If there's something you want to be part of the then-clause's condition,
but
whose value you don't care about, including a binding of it to _ is more
compact than nesting yet another if inside the then-clause."
([bindings then-clause]
`(if-and-let ~bindings ~then-clause nil))
([bindings then-clause else-clause]
(let [shadowed-syms (filter #(or ((or &env {}) %) (resolve %))
(filter symbol?
(tree-seq coll? seq (take-nth 2 bindings))))
deshadower (zipmap shadowed-syms (repeatedly gensym))]
`(let ~(vec (apply concat (map (fn [[k v]] [v k]) deshadower)))
~(if-and-let* bindings then-clause else-clause deshadower)))))
=> (if-and-let [x (:a {:b 42}) y (first [(/ x 3)])] [x y] :nothing)
:nothing
=> (if-and-let [x (:a {:a 42}) y (first [(/ x 3)])] [x y] :nothing)
[42 14]
=> (if-and-let [x (:a {:a 42}) y (first [])] [x y] :nothing)
:nothing
Note that this is not quite as simple as the obvious naive implementation:
(defmacro naive-if-and-let
([bindings then-clause]
`(naive-if-and-let ~bindings ~then-clause nil))

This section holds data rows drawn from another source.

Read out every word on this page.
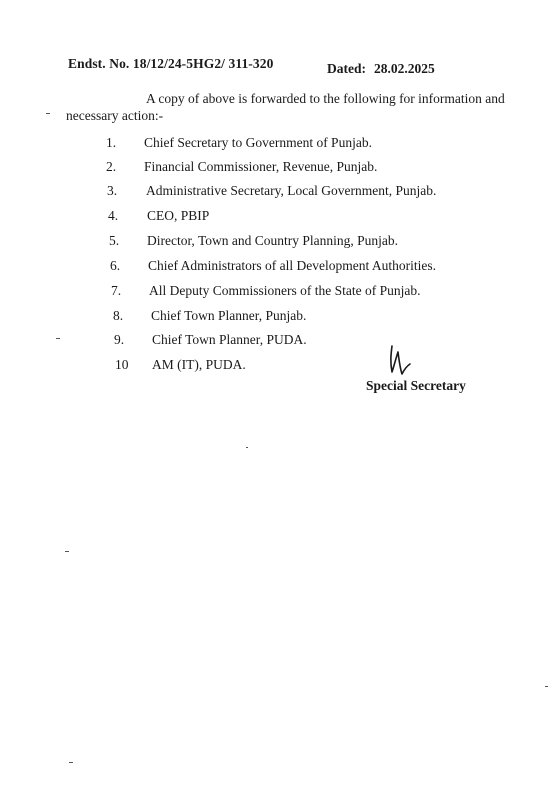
Endst. No. 18/12/24-5HG2/ 311-320	Dated: 28.02.2025
A copy of above is forwarded to the following for information and
necessary action:-
1.	Chief Secretary to Government of Punjab.
2.	Financial Commissioner, Revenue, Punjab.
3.	Administrative Secretary, Local Government, Punjab.
4.	CEO, PBIP
5.	Director, Town and Country Planning, Punjab.
6.	Chief Administrators of all Development Authorities.
7.	All Deputy Commissioners of the State of Punjab.
8.	Chief Town Planner, Punjab.
9.	Chief Town Planner, PUDA.
10	AM (IT), PUDA.
Special Secretary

([bindings then-clause else-clause]
(if (empty? bindings)
then-clause
`(if-let ~(vec (take 2 bindings))
(naive-if-and-let ~(vec (drop 2 bindings))
~then-clause
~else-clause)
~else-clause))))
but what happens if a name used in the if-and-let is already bound in the
enclosing context is instructive:
=> (let [x 6] (if-and-let [x (:a {:b 42}) y (first [(/ x 3)])] [x y] x))
6
=> (let [x 6] (if-and-let [x (:a {:a 42}) y (first [])] [x y] x))
6
=> (let [x 6] (naive-if-and-let [x (:a {:b 42}) y (first [(/ x 3)])] [x y]
x))
6
=> (let [x 6] (naive-if-and-let [x (:a {:a 42}) y (first [])] [x y] x))
42
As you can see, the x in the else clause in naive-if-and-let sometimes sees
the x binding in the if-and-let (if that succeeded) and sometimes sees the
enclosing binding (if not), when it should always refer to the enclosing
(let [x 6] ...). The non-naive if-and-let discovers all local bindings that
might be shadowed by walking the left hand sides of the new bindings and
tree-walking the data structure there to extract symbols, which it filters
further against &env. It outputs an enclosing let that saves all of these
to non-shadowed locals named with gensyms, and wraps every else clause
emission in a let that restores the original bindings of these symbols from
these gensym locals. The tree-walking makes it work even with destructuring
its the binding vector:
=> (let [x 6] (if-and-let [{x :a} {:a 42} y (first [(/ x 3)])] [x y] x))
[42 14]
=> (let [x 6] (if-and-let [{x :a} {:a 42} y (first [])] [x y] x))
6
It also unshadows defs:
=> (def x 6)
=> (if-and-let [{x :a} {:a 42} y (first [])] [x y] x)
6
That's from the (or ... (resolve %)) part of the outer filter on the walked
tree. Remove that and leave the outer filter as just (filter (or &env {})
...), and that last test produces 42 instead.
Not that you should really be shadowing defs with locals anyway. That's
always prone to cause problems.
Not bad for only 18 lines of actual code, hmm?